I battle with many friends on this type of stuff. Until I get my business licence approved (which then allows for insurance, etc.)
I have shot a conference for the State Bar association and while sitting with 1 state supreme court justice and 2 former DAs this is what I have done that limits back-lash and still serves the clients:
I do a flat fee where the client owns the images for the fee. I have been doing about $300 per 8hr day ($150/4hrs) which includes "basic" editing and generally 50-100 edited photos (I usually provide more extensive edits but I always "sandbag" my commitment.) Any terrible shots (out of focus, marker blanks, bad settings, and the like) I delete. I separate the images into Edited, Good, & Out-takes and turn that over to them on a DVD and accept payment then. Nice, simple, and zero commitment down the road.
A simple contract that lays the above out clearly, that the client will own the images and is responsible for final edits and printing if desired, or may seek additional services from me that are separate of this contract. With that type of set-up, you are only liable to hand over the images and are basically clear of 99% of any law suits that are heard of (in the US) by making them responsible for finishing or if they want additional major editing or want you to set-up printing of books, they know that comes at an additional fee and is not included. I add an optional "rider" that allows me to post and use any photo for educational, personal use, entry to contests or professional examples (No commercial/stock use) and allow them to decide if that is ok and if so, sign that piece as well.

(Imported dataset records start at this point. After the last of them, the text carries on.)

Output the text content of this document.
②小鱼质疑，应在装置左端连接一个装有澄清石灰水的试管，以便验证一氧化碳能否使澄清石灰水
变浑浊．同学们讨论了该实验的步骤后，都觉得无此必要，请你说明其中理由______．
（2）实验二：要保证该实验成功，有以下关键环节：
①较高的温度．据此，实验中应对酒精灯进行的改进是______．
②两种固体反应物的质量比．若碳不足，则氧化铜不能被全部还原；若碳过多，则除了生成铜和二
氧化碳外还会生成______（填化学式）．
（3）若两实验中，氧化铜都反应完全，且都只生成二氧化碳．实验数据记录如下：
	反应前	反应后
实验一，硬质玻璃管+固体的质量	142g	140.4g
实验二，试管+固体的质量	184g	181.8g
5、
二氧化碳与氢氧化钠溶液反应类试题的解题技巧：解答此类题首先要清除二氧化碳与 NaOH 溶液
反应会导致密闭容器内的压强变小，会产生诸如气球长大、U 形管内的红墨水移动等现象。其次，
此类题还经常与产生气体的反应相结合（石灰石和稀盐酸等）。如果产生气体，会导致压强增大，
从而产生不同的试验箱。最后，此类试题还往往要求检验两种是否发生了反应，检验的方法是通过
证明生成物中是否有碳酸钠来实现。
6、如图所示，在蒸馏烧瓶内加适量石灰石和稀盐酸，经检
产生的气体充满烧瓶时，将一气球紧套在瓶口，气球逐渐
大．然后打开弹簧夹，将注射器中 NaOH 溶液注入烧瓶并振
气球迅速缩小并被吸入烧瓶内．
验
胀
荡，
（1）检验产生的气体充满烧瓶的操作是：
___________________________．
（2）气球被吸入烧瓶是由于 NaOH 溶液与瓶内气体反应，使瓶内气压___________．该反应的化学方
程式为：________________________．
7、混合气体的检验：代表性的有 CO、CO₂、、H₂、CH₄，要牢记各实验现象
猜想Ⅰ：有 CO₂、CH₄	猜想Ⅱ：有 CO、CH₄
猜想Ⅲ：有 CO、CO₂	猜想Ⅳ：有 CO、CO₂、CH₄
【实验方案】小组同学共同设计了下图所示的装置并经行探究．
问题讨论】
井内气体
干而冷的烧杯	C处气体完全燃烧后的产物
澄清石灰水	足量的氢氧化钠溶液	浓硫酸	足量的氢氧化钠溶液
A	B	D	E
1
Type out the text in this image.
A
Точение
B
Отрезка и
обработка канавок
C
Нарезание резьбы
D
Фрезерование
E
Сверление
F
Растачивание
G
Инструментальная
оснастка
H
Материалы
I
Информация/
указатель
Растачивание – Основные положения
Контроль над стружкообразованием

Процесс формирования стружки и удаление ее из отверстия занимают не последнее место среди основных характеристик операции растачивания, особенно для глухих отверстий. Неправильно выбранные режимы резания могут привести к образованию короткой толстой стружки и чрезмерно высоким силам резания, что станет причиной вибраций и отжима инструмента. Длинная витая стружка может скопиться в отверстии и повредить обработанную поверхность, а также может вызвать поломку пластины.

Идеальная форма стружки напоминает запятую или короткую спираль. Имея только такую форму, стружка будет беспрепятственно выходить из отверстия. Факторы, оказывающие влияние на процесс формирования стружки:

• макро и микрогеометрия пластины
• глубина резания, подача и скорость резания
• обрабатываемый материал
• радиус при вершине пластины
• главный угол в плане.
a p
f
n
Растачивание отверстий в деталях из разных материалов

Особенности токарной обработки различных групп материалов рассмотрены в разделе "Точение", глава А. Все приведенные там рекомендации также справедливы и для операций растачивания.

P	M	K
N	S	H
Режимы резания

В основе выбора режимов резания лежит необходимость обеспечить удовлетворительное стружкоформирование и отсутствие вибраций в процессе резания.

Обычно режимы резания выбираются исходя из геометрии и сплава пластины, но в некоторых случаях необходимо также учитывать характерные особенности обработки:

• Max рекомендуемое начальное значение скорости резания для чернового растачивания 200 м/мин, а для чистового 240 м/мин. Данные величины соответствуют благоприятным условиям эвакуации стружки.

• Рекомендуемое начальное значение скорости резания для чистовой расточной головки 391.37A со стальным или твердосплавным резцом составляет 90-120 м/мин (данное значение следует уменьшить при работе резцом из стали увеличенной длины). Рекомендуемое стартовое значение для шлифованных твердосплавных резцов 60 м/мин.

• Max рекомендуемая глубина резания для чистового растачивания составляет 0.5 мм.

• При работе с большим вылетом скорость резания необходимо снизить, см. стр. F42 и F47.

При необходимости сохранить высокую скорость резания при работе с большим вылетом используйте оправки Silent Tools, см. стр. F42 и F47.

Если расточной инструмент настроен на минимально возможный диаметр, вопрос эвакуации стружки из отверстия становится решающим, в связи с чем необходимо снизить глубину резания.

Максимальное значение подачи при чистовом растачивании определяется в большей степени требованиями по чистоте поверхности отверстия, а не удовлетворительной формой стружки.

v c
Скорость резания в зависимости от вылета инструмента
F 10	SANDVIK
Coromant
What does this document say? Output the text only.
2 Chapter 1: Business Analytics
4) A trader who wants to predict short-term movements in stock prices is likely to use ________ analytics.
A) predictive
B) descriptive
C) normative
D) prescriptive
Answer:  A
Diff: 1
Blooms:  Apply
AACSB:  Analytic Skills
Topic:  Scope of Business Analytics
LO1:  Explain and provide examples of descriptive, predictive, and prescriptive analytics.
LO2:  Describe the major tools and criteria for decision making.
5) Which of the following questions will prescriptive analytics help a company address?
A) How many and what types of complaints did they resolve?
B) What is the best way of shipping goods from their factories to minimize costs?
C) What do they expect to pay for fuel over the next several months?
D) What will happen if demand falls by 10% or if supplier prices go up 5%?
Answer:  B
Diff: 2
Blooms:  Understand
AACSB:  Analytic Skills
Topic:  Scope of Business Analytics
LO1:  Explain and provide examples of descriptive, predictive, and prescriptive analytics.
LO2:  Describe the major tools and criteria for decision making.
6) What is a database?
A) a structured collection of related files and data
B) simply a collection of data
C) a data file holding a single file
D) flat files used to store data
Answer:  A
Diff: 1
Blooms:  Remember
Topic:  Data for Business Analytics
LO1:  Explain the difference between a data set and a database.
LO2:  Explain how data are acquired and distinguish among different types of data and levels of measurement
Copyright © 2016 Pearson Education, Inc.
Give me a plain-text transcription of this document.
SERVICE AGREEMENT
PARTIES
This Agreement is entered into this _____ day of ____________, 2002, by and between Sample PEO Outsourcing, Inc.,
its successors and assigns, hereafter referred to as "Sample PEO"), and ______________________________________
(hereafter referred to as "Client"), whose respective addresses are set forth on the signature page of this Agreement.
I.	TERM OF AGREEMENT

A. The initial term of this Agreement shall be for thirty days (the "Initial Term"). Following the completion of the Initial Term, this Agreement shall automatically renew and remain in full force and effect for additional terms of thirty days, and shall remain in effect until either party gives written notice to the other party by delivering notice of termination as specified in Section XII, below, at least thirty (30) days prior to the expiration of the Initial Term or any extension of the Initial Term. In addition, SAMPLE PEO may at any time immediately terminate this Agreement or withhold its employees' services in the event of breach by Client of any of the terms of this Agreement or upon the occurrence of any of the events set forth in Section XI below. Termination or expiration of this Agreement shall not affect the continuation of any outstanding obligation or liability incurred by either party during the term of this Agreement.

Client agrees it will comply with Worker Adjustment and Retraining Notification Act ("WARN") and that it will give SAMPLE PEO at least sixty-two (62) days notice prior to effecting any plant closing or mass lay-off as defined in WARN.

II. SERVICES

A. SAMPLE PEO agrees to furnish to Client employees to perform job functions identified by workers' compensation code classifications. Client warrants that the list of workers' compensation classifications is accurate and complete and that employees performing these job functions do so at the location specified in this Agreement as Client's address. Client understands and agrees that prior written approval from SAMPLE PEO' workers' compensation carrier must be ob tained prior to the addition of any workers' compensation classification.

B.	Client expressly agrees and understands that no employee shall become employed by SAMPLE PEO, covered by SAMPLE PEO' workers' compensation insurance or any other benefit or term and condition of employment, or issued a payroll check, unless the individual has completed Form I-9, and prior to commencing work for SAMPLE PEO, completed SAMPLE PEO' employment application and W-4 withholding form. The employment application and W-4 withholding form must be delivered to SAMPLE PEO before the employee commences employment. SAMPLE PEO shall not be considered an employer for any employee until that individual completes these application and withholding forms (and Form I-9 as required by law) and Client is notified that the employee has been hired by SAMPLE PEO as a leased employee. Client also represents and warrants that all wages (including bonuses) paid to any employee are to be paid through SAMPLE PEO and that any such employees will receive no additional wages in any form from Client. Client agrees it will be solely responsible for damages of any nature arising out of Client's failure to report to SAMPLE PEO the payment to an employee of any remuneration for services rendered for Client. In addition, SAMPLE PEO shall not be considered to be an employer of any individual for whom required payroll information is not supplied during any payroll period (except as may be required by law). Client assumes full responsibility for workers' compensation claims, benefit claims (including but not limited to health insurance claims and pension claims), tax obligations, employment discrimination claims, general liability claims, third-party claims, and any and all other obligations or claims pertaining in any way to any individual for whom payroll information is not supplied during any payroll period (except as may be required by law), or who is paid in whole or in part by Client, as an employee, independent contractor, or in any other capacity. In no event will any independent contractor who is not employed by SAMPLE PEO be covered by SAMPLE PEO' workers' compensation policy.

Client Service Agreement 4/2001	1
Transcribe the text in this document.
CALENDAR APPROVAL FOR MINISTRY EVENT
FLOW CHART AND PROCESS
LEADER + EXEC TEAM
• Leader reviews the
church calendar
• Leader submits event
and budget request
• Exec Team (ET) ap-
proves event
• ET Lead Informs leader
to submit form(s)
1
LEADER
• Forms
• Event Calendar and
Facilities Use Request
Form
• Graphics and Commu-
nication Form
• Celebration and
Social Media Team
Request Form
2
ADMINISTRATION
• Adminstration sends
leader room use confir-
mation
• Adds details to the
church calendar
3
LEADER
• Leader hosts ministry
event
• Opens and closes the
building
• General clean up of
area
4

Now I know some pros out there will cringe and shake their heads but when you are not set-up as a pro, with long term archiving, Tax collection, set sales site, Insurance, etc. I don't see the point in acting like one. One has to think about if they call you 2 years from now and you lost all the images to a bad hard-drive or if they are not pleased with your work and sue you. You need to protect yourself from any law suit or the potential to effect future sales since the opportunity for disaster to happen is too great. 999 out of 1000 "off the cuff" shoots never go bad but if one does, you can loose damn near everything if you aren't careful.
If you make it clear that you are not a pro, they own the images, you only guarantee basic editing and leave it to them to say it is ok or not for you to use them as examples, you will be good.
My price break down basically equals this:
$300/day = 8hrs
100 edited images (5min/image average) = 8 hrs of editing.
16 hrs of total work for $300 = $18.75 per hr.
When I show that basic math to potential clients who question the price I have never been questioned on the price as that is 3-4times cheaper/hr than a plumber or a body shop mechanic.